Roadmap Flow keeps your roadmap on your computer. This page explains what that means and why it is a deliberate choice.

What "local-first" means here

When you open Roadmap Flow on the desktop, you pick a workspace folder on your machine. Your roadmaps, items, workstreams, teams, and settings are saved there as a single roadmap.json file. There is no account, no cloud sync, and no server holding your data.

Your roadmap leaves your machine only when you choose to move it — by exporting a file or sharing a transfer package. Until then it is yours alone.

Why it works this way

  • Privacy. An early roadmap is sensitive. It should not sit on a vendor's server before you are ready to show it.
  • No subscription to read your own data. Even with no paid plan, you can always open and edit your roadmap.
  • It works offline.

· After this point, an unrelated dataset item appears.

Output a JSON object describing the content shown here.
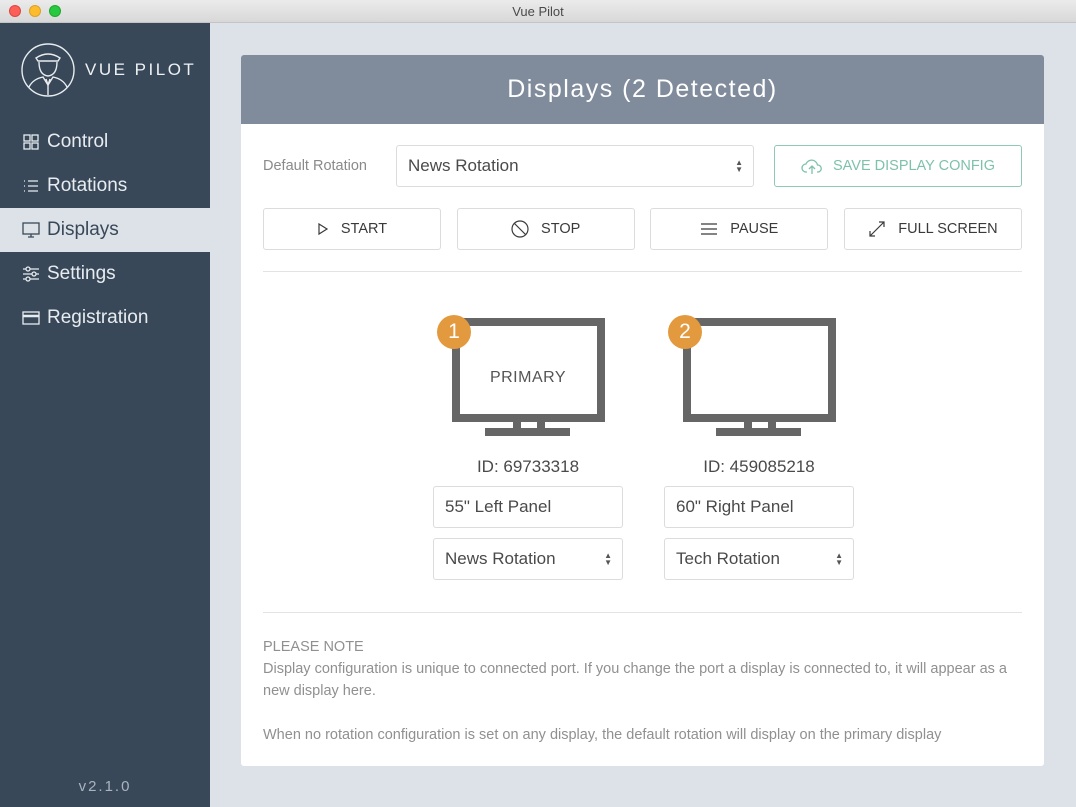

No connection required.

How your data is protected

Every time Roadmap Flow saves, it writes carefully: it saves to a temporary file, checks the contents are valid, and only then replaces the real file. It also keeps three rolling backups next to your workspace file.

If the workspace file is ever damaged, Roadmap Flow does not silently overwrite it — it offers to restore. See Workspace recovery.

The trade-off

Local-first means there is no automatic multi-device sync and no real-time co-editing. If you work across two computers, move the roadmap yourself with a roadmap transfer package or a workspace backup. If two people need the same roadmap, one person owns the file and shares updates.